«Что ж, – думала Улька. – Видно, не судьба мне попасть в угол. Исполню для Ирины Викторовны свою „Берёзку“. Пусть порадуется».

Во поле берёза стояла, —

затянула Улька. —

Во поле кудрявая стояла,
Люли, люли, стояла.
Люли, люли, стояла.

А потом:

Аляотс азёреб елоп ов,
Аляотс яавярдук елоп ов,
Аляотс, илюл, илюл.
Аляотс, илюл, илюл.

Так интересно они придумали с папой. Папа сказал, что петь про обычную берёзу скучно, а вот про её отзеркаленную сестру азёреб намного веселее. Ульке понравилось петь про азёреб. Получалась песня на незнакомом языке, красивая и загадочная.



«Если уж бобры ей понравились, то азёреб вообще впечатлит до слёз», – подумала Улька и затянула второй куплет:

Итамолаз узёреб умокен…

Ирина Викторовна прекратила играть и резко захлопнула крышку пианино.

– Хватит, – сказала она ледяным голосом. – Отправляйся, Ульяна, в угол.

Улька не верила своим ушам.
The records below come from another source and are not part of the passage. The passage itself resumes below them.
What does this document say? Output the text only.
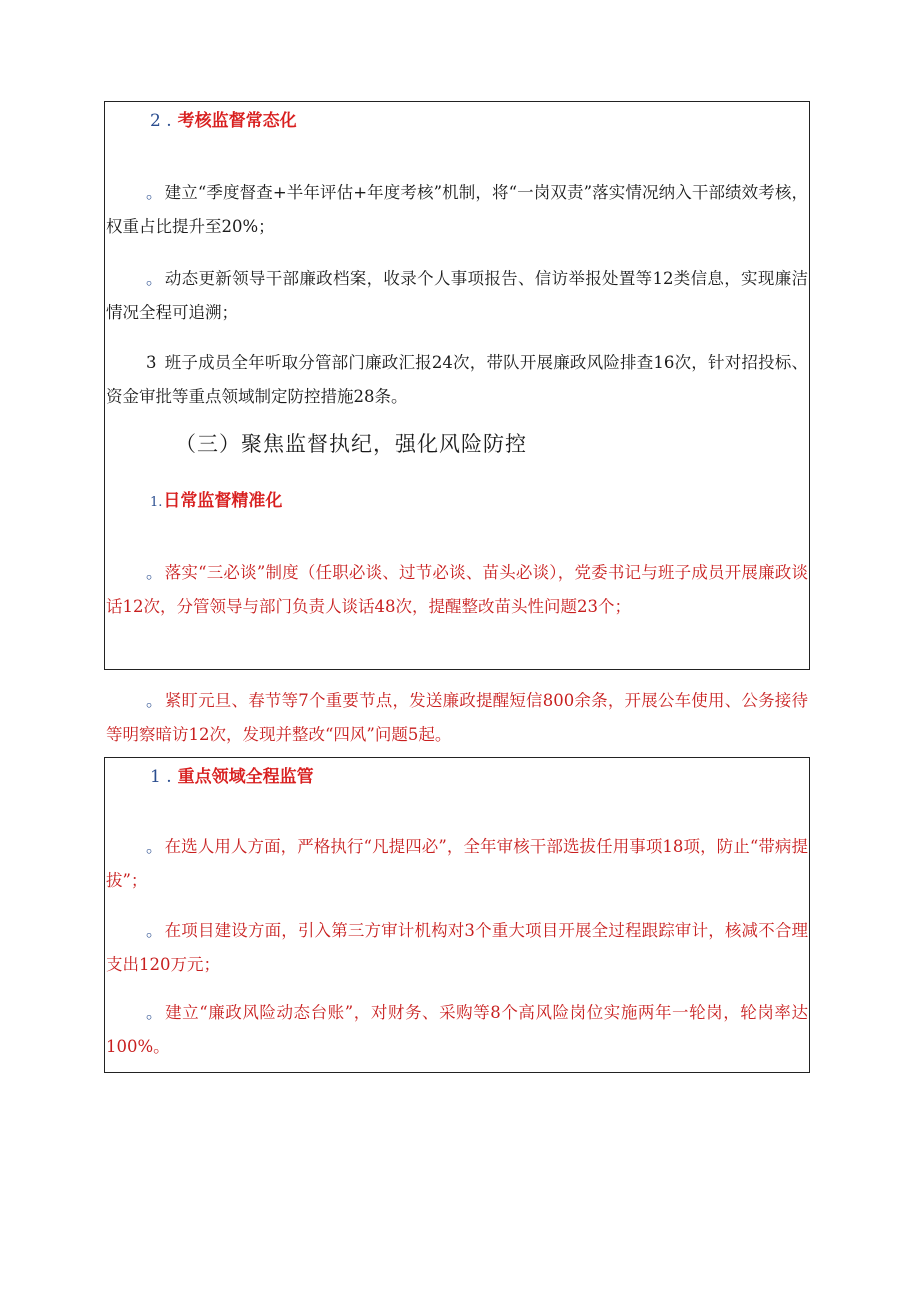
2 . 考核监督常态化

。 建立“季度督查+半年评估+年度考核”机制，将“一岗双责”落实情况纳入干部绩效考核，权重占比提升至20%；

。 动态更新领导干部廉政档案，收录个人事项报告、信访举报处置等12类信息，实现廉洁情况全程可追溯；

3 班子成员全年听取分管部门廉政汇报24次，带队开展廉政风险排查16次，针对招投标、资金审批等重点领域制定防控措施28条。

（三）聚焦监督执纪，强化风险防控
1.日常监督精准化

。 落实“三必谈”制度（任职必谈、过节必谈、苗头必谈），党委书记与班子成员开展廉政谈话12次，分管领导与部门负责人谈话48次，提醒整改苗头性问题23个；

。 紧盯元旦、春节等7个重要节点，发送廉政提醒短信800余条，开展公车使用、公务接待等明察暗访12次，发现并整改“四风”问题5起。

1 . 重点领域全程监管

。 在选人用人方面，严格执行“凡提四必”，全年审核干部选拔任用事项18项，防止“带病提拔”；

。 在项目建设方面，引入第三方审计机构对3个重大项目开展全过程跟踪审计，核减不合理支出120万元；

。 建立“廉政风险动态台账”，对财务、采购等8个高风险岗位实施两年一轮岗，轮岗率达100%。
Неужели и правда в угол?

Вприпрыжку она понеслась к бегонии.

За спиной, в глубине хора кто-то тихо засвистел «Хоутэл Калифорния».



В углу Улька поковыряла мел, лизнула палец и разочарованно вздохнула. «Мел как мел, – подумала она. – Непонятно, из-за чего шум и гам». И продолжила тихо напевать:

Итамолаз увярдук умокен,
Итамолаз, илюл, илюл…

Вечером, когда всех детей забрали родители, Ирина Викторовна в задумчивости сидела за столом и смотрела на бегонию. Что-то в этой бегонии казалось ей странным. И ещё она чувствовала усталость. Дети в последние дни совсем отбились от рук. Вспомнилось, как примерная девочка Ульяна вдруг стала петь тарабарщину и радостно отправилась в угол. Ирина Викторовна взяла лейку и пошла поливать бегонию. Она подняла глаза и заметила что-то за цветком. Потом отодвинула листья и увидела огромную дыру. В дыре сиял красный кирпич. Сбоку белел мел. Ирина Викторов на протянула руку и потёрла. Мел окрасил палец. Она оглянулась и попробовала мел на вкус.

Ирина Викторовна всё поняла.

Декабрь

В спичечной коробке


Был в детском саду такой Жорик. Который ни с кем не разговаривал. Ребят сторонился, сидел один и собирал конструктор. А после обеда шёл к окну и смотрел на дорогу. Все быстро поняли, что там он высматривал маму. Но мама приходила только вечером.

– Ничего, привыкнет! – сказала воспитательница, когда Жорика привели в детский сад в первый раз.

Но прошёл месяц, потом второй, потом третий, а Жорик не привык. Он всё так же собирал в одиночестве конструктор, молча съедал завтрак, обед и полдник и большую часть дня проводил, глядя в окно.

Улька случайно услышала, как воспитательница говорила об этом с мамой Жорика.

– Вы знаете, – говорила мама, – он не разговаривает только в саду. Дома обычный ребёнок.

– Такое иногда бывает, – отвечала воспитательница. – Редко. Может быть, Жорика всё-таки забрать из детского сада? Сложно ему.

– С кем же я его дома оставлю? – говорила мама. И тяжело вздыхала.

– Может быть, за ним приходить пораньше?

– Кто же за ним будет приходить? – вздыхала мама ещё тяжелее.

Когда Ульку только привели в детский сад, она грустила целую неделю. Но воспитательница сказала Улькиной маме: ничего, привыкнет. И Улька привыкла. Но всё равно больше всего любила, когда за ней приходили пораньше. А лучше всего – перед тихим часом. Или даже во время.

А вот Жорик не привык. И его никогда не забирали пораньше.


Как-то вечером дома папа полез на верхнюю полку за книгой.

– Ого, – сказал он. – Смотри, Улька, что я нашёл.

Он спустился и протянул руку. По ней ползла божья коровка.

– Как же это она к нам попала? – удивилась Улька и подставила ладонь.

Коровка переползла Ульке на руку.

– Наверное, не выбралась вовремя на улицу. Там бы она давно впала в зимнюю спячку.